|3/25/2017 4:00:00 AM|
What's it take
to stop a train?
|The Times photo by Betsy Reason|
Concerned citizens fill the Noblesville City Council Chambers on Thursday in support of keeping the train.
While the final decision on whether or not to convert the historic Nickel Plate Road rail line to a greenway trail may not come for many months, that actual decision could rest on only three votes, I am told.
The three owners of the rail line's right of way are Noblesville, Fishers and Hamilton County.
The City of Noblesville would have one vote, the City of Fishers would have one vote, and the Hamilton County Commissioners would have one vote.
The decision on whether or not to convert the rail line to a trail won't go through the County or City Councils. The Fishers City and Noblesville City councils nor the Hamilton County Council will not get involved with the decision making, unless necessary.
"We would only go to Councils if we needed the funding," said County Commissioner Mark Heirbrandt, who explained the process.
While he didn't publicly state his position on the Rails to Trails project, Heirbrandt invites people to post their thoughts on his Facebook page in a section that he's created for responses. He reads and responds to every comment and email.
He said his decision hasn't yet been made. But he was thrilled to see the standing-room-only turnout at Thursday's "community listening sessions" at Noblesville City Hall.
"I love this," Heirbrandt said. "People are coming out and showing their passion in what they believe in. We're getting a lot of ideas. I want to incorporate a lot of these ideas that we get and make something good out of it regardless of what happens."
So does this mean the players are listening and taking Noblesville citizens' thoughts to heart?
Fishers Mayor Scott Fadness, who was not in attendance at the first session in Fishers on Tuesday, but who attended the Thursday session, said while he listens to the community's thoughts for insights and new perspectives, he said, in the end, it is the officials' decision.
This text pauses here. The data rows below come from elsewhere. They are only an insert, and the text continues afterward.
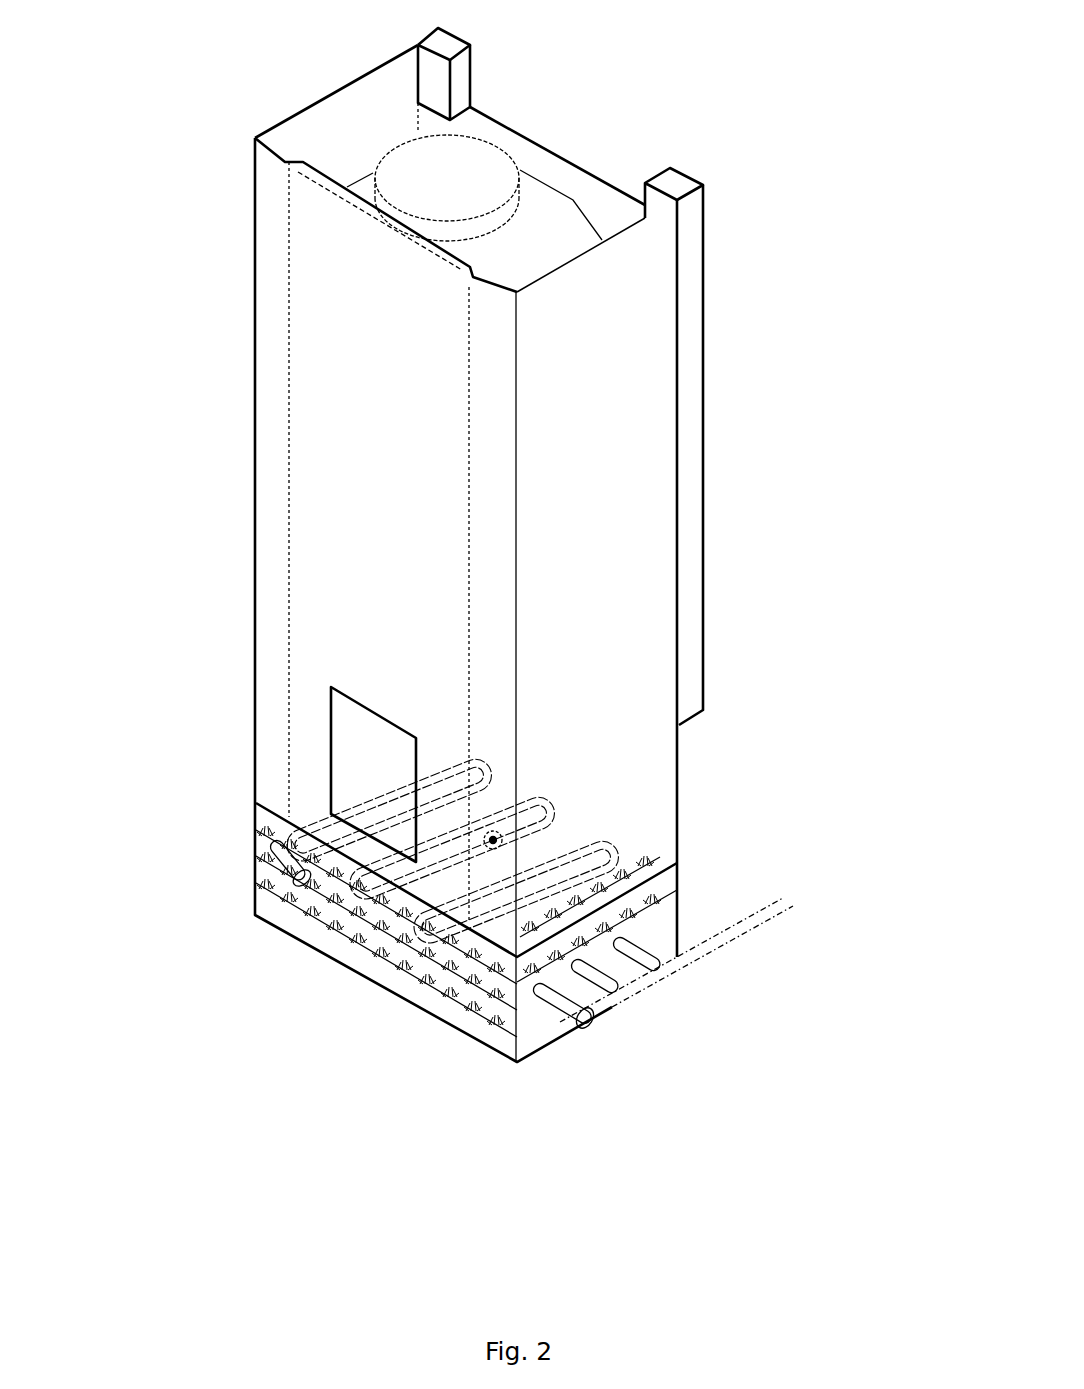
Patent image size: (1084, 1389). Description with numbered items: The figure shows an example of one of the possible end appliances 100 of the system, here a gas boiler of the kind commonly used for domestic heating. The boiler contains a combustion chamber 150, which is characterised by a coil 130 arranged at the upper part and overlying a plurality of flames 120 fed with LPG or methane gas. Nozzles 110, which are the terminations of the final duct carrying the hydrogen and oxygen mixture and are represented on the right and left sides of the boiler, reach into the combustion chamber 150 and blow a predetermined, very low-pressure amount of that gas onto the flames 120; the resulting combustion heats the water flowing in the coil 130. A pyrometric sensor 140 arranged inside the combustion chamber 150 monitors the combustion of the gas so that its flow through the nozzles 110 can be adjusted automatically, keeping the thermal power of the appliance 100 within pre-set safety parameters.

The appliance 100 is at (685, 150).
The nozzles 110 is at (273, 846).
The flames 120 is at (427, 983).
The coil 130 is at (352, 873).
The pyrometric sensor 140 is at (493, 840).
The combustion chamber 150 is at (770, 860).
He said, "We're still going to do whatever we think is in the best interest of the community as a whole."
In a letter Friday to the Commissioners, Noblesville attorney John Davis, who was involved in the 1989-95 effort to save the Nickel Plate rail line from removal, incident to abandonment by Norfolk Southern, believes that "it is time to have a thoughtful discussion about the property among the three property owners."
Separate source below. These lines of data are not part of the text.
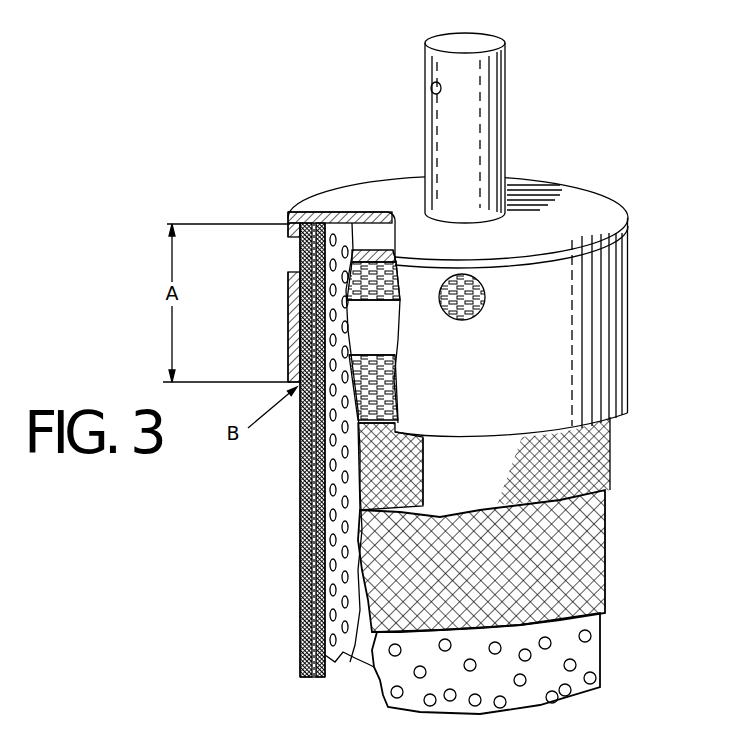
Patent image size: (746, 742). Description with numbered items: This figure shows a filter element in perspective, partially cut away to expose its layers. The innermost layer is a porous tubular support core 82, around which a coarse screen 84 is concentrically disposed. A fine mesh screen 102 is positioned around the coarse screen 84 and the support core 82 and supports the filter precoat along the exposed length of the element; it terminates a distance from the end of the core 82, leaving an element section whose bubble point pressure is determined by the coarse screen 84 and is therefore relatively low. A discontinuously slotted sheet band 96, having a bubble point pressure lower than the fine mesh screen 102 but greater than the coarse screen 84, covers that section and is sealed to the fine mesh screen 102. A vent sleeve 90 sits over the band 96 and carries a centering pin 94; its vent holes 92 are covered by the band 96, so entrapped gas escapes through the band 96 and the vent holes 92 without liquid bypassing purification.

The tubular support core 82 is at (337, 665).
The coarse screen 84 is at (303, 648).
The vent sleeve 90 is at (606, 335).
The vent hole 92 is at (290, 255).
The centering pin 94 is at (440, 119).
The discontinuously slotted sheet band 96 is at (290, 244).
The fine mesh screen 102 is at (303, 568).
He said, "If the three property owners cannot agree on the line's use, then a Petition for Partition in Hamilton County Court is the next step. Since your concurrence is needed for any repurposing, it is incumbent upon you to asset the County's standing in this and not let the other owners proceed with plans and schemes that they cannot legally deliver without your approval."
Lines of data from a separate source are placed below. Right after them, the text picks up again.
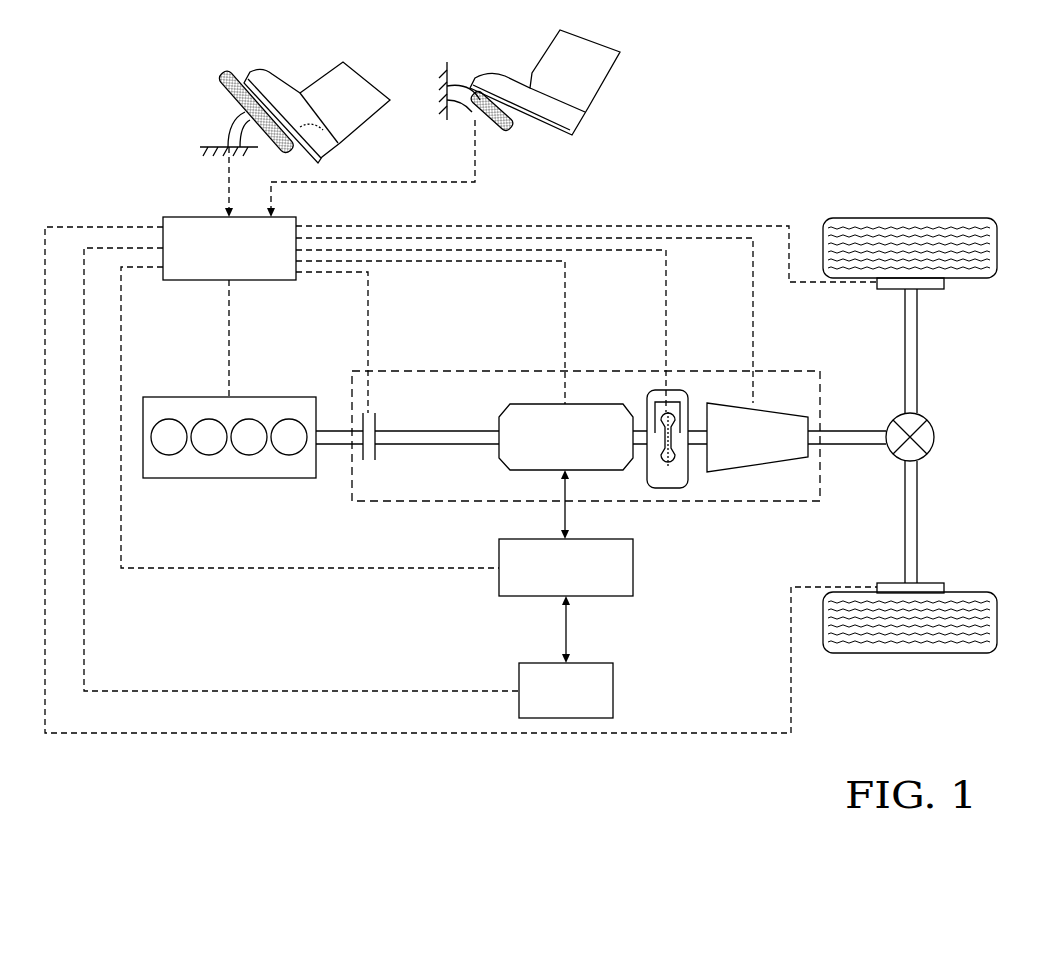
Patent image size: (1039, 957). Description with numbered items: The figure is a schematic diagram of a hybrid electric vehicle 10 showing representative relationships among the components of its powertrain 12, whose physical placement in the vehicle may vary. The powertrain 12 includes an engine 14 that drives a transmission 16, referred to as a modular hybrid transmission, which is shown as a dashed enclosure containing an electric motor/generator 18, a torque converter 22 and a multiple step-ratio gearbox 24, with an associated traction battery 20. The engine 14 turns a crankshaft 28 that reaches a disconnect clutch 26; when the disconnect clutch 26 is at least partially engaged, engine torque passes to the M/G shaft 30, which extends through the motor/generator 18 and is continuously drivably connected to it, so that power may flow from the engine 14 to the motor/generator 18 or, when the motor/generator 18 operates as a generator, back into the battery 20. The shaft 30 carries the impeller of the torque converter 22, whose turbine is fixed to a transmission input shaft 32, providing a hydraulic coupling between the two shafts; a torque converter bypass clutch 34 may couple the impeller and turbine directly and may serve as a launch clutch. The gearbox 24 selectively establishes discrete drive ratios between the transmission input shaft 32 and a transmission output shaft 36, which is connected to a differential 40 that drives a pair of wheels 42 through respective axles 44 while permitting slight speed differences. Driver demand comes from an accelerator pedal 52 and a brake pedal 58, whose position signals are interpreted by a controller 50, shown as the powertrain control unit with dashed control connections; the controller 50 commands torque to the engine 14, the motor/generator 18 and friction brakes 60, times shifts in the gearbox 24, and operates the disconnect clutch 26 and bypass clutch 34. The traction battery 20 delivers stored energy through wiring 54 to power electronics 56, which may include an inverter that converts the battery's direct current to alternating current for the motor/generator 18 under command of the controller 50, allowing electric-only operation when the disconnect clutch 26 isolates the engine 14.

The hybrid electric vehicle 10 is at (697, 147).
The powertrain 12 is at (359, 591).
The engine 14 is at (190, 397).
The transmission 16 is at (635, 371).
The electric motor/generator 18 is at (540, 404).
The traction battery 20 is at (613, 685).
The torque converter 22 is at (662, 488).
The gearbox 24 is at (760, 472).
The disconnect clutch 26 is at (376, 424).
The crankshaft 28 is at (345, 431).
The M/G shaft 30 is at (448, 431).
The transmission input shaft 32 is at (697, 431).
The torque converter bypass clutch 34 is at (672, 395).
The transmission output shaft 36 is at (858, 431).
The differential 40 is at (936, 437).
The wheels 42 is at (912, 218).
The axles 44 is at (917, 350).
The controller 50 is at (197, 217).
The accelerator pedal 52 is at (238, 105).
The wiring 54 is at (566, 635).
The power electronics 56 is at (633, 565).
The brake pedal 58 is at (510, 128).
The friction brakes 60 is at (947, 283).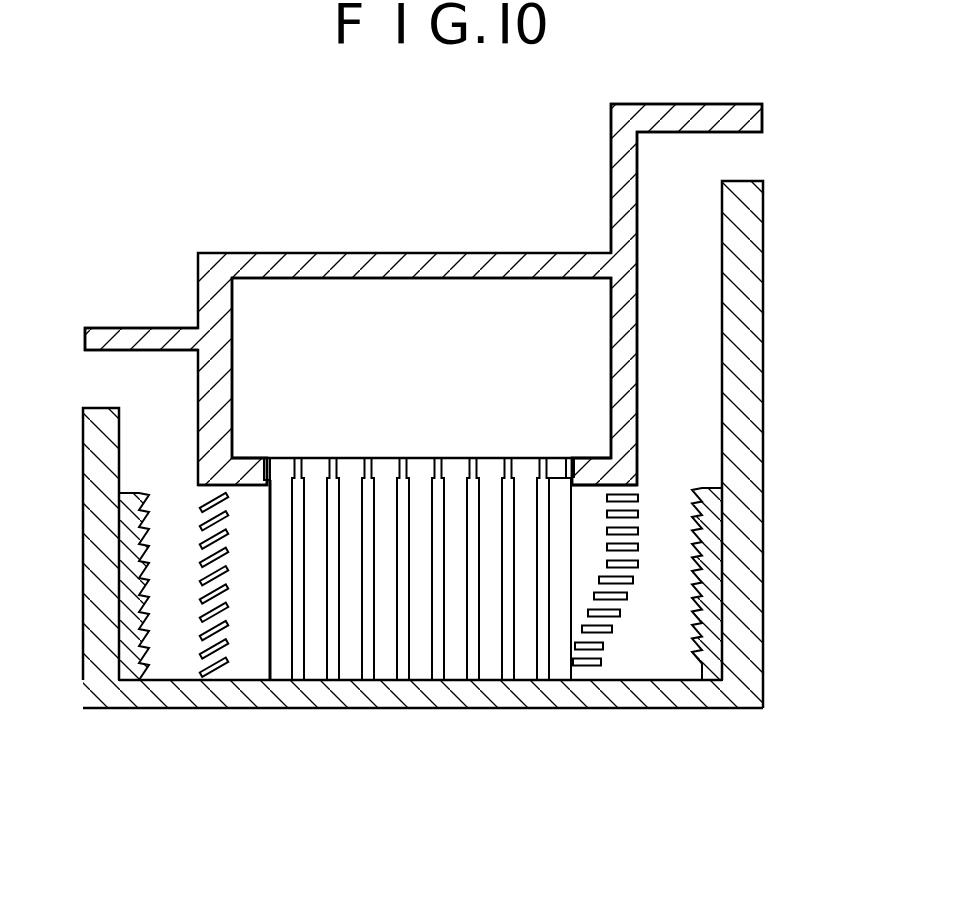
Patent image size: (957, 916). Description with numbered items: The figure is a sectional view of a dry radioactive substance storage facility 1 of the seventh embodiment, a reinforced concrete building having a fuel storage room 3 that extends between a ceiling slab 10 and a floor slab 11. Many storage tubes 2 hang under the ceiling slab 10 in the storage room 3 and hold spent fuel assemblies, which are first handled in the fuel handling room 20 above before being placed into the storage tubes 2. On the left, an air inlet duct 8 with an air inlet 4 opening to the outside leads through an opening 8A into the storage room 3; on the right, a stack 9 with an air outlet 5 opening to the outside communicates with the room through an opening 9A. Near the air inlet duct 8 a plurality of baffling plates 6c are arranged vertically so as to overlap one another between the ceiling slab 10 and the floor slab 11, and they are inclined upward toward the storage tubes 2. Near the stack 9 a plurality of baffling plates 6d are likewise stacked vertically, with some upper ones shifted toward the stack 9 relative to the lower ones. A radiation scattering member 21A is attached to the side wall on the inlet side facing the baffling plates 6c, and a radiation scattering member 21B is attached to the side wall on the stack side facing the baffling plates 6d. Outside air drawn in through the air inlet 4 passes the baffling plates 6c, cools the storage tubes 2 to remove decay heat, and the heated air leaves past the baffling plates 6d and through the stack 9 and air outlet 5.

The dry radioactive substance storage facility 1 is at (312, 262).
The storage tubes 2 is at (376, 505).
The fuel storage room 3 is at (248, 508).
The air inlet 4 is at (98, 373).
The air outlet 5 is at (742, 155).
The baffling plates 6c is at (229, 662).
The baffling plates 6d is at (595, 668).
The air inlet duct 8 is at (140, 447).
The opening 8A is at (168, 493).
The stack 9 is at (706, 375).
The opening 9A is at (668, 487).
The ceiling slab 10 is at (587, 467).
The floor slab 11 is at (413, 690).
The fuel handling room 20 is at (432, 315).
The radiation scattering member 21A is at (130, 663).
The radiation scattering member 21B is at (718, 658).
Davis said, "This line was, and is, the last railroad in Hamilton County....To have intact, a railroad that traverses the entirety of Indiana's wealthiest, fastest-growing county is truly sui generis (unique). Do not let your co-owners destroy the continuity of this asset, which makes it so remarkable."
He said, "This railroad was preserved by a thoughtful process 22 years ago, and we need a thoughtful process to decide how to proceed."
-Contact me at firstname.lastname@example.org.
Posted: Thursday, March 30, 2017
Article comment by:
Wise and prudent public policy would dictate preservation of the Railroad and ITM. Both are great assets for Noblesville, Fishers, Hamilton County and central Indiana as well. A professionally managed and aggressively marketed Rail Museum is the sensible solution and should be the focus here. Mooching $9 million from a broke Federal government for a trail to destroy a viable functioning historic asset is utterly absurd. To me its good cause to drug test public officials. Yup, pee the bottle like any goof ball that makes a mess on the job and tearing out the rail for a trail is just that...a hair brained mess.